Creating change through online and offline activism

Black Lives Matter isn’t the first social movement to engage an international audience, create political and public engagement by using social media. Both the Fridays for Future movement (with Greta Thunberg in the lead), the Arabic Spring and #IWillGoOut have led the way in showing how social media can engage and mobilize activists for protests at the same time as raising awareness to the general public.

The letter O and the text O is for online and offline activism

Starting out mainly as a tool to mobilize activists to participate in protests, the BLM-movement also uses social media as an educational tool, teaching the general public about structural racism and what they can do to help support the cause. Mobilizing activists and organizing mass protests has been beneficial in the movement’s quest to gain (international) media attention and contribute towards opinion building and political change, forcing political statements and discussion. As the movement has spread, the importance of spreading knowledge about structural injustice has outshined giving credit to the movement, yet it has often been shared with hashtags related to the movement.

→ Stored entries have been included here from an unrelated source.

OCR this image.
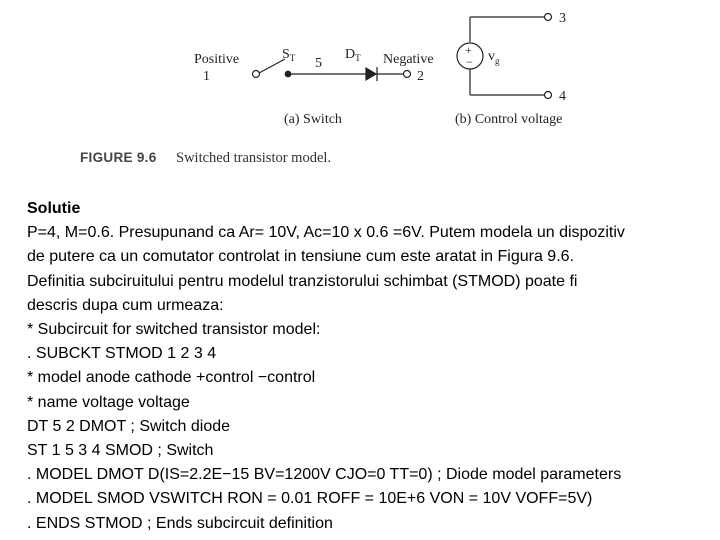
Positive
1
$S_T$ 5
$D_T$ Negative
2
(a) Switch
+
− $v_g$
3
4
(b) Control voltage
FIGURE 9.6 Switched transistor model.
Solutie
P=4, M=0.6. Presupunand ca Ar= 10V, Ac=10 x 0.6 =6V. Putem modela un dispozitiv
de putere ca un comutator controlat in tensiune cum este aratat in Figura 9.6.
Definitia subciruitului pentru modelul tranzistorului schimbat (STMOD) poate fi
descris dupa cum urmeaza:
* Subcircuit for switched transistor model:
. SUBCKT STMOD 1 2 3 4
* model anode cathode +control −control
* name voltage voltage
DT 5 2 DMOT ; Switch diode
ST 1 5 3 4 SMOD ; Switch
. MODEL DMOT D(IS=2.2E−15 BV=1200V CJO=0 TT=0) ; Diode model parameters
. MODEL SMOD VSWITCH RON = 0.01 ROFF = 10E+6 VON = 10V VOFF=5V)
. ENDS STMOD ; Ends subcircuit definition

Around the same time as the number of protests peaked this summer we saw an uprising in black squares shared on social media, in particularly on Instagram. Some also took on a mission to further educate their following on structural injustices and racism. And using social media to do so has created a new type of influencer. One of these is TNVKRT, an Instagram account run by Swede Danny Lam with the purpose to expose social injustice. The big difference between these niched accounts and lifestyle influencers is perhaps the audience. When Ariana Grande, with 204 million followers, shared a post about protests and how to help the BLM-movement it obviously reached a large crowd that perhaps don’t already have an interest in social injustice issues, while the ’social injustice’-influencer reaches an audience that already has an interest. And the fact that so many of us, and so many influencers, shared content about the movement says something about the importance of the cause.

However, pushing through social change isn’t as easy as sharing content to a large crowd. Not only is it hard to stand out among the millions of posts daily, but the technologies are designed by a few people in the global North and are somehow still expected to be useful for all of humanity. Run by artificial intelligence, social media is proven to be biased and can well be ‘manipulated’ (read: simply used) to promote or demote certain movements, causes or political aims.

 

So what has happened since we posted our black squares four months ago? Well, the BLM-movement has evidently led to change. As protests and squares shared peaked it became a part of dinner conversations globally and it is safe to say that the combination of social media shares and physical protests have created a discussion, established an attitude change and pushed through some political change.

 

“We appear to be experiencing a social change tipping point — that is as rare in society as it is potentially consequential.”
– Douglas McAdam

 

Recent polls show that a majority of Americans supported the Black Lives Matter movement in October 2020 and have since early 2018, but that isn’t the only attitude change. 76 percent of Americans consider racism a ’big problem’ today compared to 50 percent in 2015 and 78 percent of voters in a poll thought ’the anger behind the demonstrations’ was fully or somewhat justified.

The change in numbers might seem small but creating social change isn’t an easy job. Douglas McAdam, an emeritus professor at Stanford University who studies social movements says: “It looks, for all the world, like these protests are achieving what very few do: setting in motion a period of significant, sustained, and widespread social, political change,”

And the protesters have indeed also been able to push through political change in the US. Some schools around the country have discontinued agreements with the police patrolling schools, in parts of the country police are now not the first to respond to certain situations, funding has been shifted from police to other community and social services. Several police officers that have been filmed using force against protestors are being investigated, the CEOs of some companies have stepped down after staff complaining about a ‘racist company culture’ and some cities and universities have removed monuments of slave owners or known racists.

What do you think has played a part in the success of the BLM-movement?